BTW my head unit is an avic f700BT

Kinda hard to say without knowing the head unit. 

Regardless, probably a lot more info on the head units forums, such as avic411 for my head unit.


----------



## Aaron'z 2.5RS/WRX (Oct 24, 2007)

Timelessr1 said:


> when you say "newer" Pioneers...are you refering to the z120bt? or like the 130nbt? the reason i ask is b/c i just installed a z120bt like 2 weeks ago, and the bypass was exactly the same as the earlier z110bt unit.


I just did an AVH-P3300bt and that's how the bypass works.. I guess I shouldn't have said "newer" but "different"


----------



## Timelessr1 (Feb 12, 2010)

oh damn....look at that...learn something new everyday! Looks like you can actually buy the relay all wired up and ready to go for that unit too. 
eBay.com.sg: PIONEER DVD BRAKE BYPASS HACK AVH-P4300DVD AVH-P3300BT (item 130480983047 end time Mar 31, 2011 22:17:50 SGT)

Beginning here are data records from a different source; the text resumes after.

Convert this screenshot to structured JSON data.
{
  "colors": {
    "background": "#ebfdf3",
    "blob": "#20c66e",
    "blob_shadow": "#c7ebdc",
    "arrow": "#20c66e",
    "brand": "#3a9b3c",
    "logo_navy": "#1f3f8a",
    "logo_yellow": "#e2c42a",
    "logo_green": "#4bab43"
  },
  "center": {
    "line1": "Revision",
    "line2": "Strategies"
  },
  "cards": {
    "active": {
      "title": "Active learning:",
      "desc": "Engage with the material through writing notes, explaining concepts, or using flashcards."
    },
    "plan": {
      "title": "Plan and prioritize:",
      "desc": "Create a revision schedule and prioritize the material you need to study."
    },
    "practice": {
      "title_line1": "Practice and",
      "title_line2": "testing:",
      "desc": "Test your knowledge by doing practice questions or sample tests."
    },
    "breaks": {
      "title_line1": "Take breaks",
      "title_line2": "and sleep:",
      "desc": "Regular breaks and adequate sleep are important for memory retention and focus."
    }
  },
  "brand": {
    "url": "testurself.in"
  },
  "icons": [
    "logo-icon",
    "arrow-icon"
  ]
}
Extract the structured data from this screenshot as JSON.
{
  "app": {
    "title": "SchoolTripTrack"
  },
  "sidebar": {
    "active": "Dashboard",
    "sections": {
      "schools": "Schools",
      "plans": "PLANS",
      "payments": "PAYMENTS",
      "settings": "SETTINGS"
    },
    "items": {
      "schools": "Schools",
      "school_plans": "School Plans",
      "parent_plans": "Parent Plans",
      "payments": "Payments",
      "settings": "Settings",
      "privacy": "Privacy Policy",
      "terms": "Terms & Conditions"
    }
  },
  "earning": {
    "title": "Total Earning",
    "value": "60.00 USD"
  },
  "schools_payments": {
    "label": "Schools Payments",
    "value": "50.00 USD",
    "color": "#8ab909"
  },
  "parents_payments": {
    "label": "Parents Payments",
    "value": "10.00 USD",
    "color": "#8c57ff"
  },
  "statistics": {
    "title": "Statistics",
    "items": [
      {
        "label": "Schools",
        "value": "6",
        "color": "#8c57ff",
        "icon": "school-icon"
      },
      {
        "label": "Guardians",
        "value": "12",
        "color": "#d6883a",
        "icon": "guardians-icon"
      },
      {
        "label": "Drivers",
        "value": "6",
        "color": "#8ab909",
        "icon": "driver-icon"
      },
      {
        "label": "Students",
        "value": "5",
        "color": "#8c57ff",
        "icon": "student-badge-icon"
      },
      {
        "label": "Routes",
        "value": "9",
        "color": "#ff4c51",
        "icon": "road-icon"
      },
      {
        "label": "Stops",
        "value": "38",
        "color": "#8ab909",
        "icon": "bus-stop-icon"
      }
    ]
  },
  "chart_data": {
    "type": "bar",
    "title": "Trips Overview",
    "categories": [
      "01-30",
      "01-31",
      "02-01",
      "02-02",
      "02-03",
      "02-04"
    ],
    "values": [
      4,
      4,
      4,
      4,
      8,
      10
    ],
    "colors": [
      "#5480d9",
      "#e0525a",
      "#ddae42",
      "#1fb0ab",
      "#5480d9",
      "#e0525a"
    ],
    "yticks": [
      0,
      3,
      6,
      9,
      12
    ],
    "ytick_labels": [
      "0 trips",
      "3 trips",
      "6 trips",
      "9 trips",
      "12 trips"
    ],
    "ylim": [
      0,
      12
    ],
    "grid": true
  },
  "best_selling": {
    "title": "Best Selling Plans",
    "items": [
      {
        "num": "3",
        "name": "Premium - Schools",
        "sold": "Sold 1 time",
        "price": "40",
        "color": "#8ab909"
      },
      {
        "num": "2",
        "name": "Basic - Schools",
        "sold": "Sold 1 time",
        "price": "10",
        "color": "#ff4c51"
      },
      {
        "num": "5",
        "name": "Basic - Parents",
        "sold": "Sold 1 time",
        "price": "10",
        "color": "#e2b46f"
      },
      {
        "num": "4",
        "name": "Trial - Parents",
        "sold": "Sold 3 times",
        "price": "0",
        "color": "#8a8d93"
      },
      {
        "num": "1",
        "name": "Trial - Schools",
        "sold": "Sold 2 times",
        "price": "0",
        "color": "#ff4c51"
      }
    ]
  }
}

I wonder which radio the OP has....


----------



## Aaron'z 2.5RS/WRX (Oct 24, 2007)

Timelessr1 said:


> oh damn....look at that...learn something new everyday! Looks like you can actually buy the relay all wired up and ready to go for that unit too.
> eBay.com.sg: PIONEER DVD BRAKE BYPASS HACK AVH-P4300DVD AVH-P3300BT (item 130480983047 end time Mar 31, 2011 22:17:50 SGT)
> 
> I wonder which radio the OP has....


Yup, or you could wire one yourself, youtube has the vids on how..


----------



## hopper33 (Mar 21, 2011)

The HU is the Pioneer AVH P4300. The DVD needs to see a grounded parking brake to work.

Thanks for the help... still trying to sort this stuff out.

I already have the bypass relay in place and it works, but I am going to add an amp. I was wondering how to add it without risk of frying the HU from to much strain of powering the bypass... or at least minimize the risk.

I had heard you can splice the amp's remote turn-on wire and the bypass power wire to the HU's remote wire and it should be fine. But after hearing the HU might get over worked from the bypass relay, saw a suggestion of a second relay for the amp put on after bypass relay.

I am just looking for the safest way to hook up the bypass relay and the amp to the HU, to avoid blowing or frying something

Thanks for all the help!!


----------



## Timelessr1 (Feb 12, 2010)

It sounds like you might want to hook up an additional relay BEFORE your bypass relay. This "pre-relay" will use your headunit's remote lead as the trigger for this relay...then the + feed from this relay can power the "bypass relay" and your maps without any issues since the current draw wouldnt be put on the head unit at all....just sayin


----------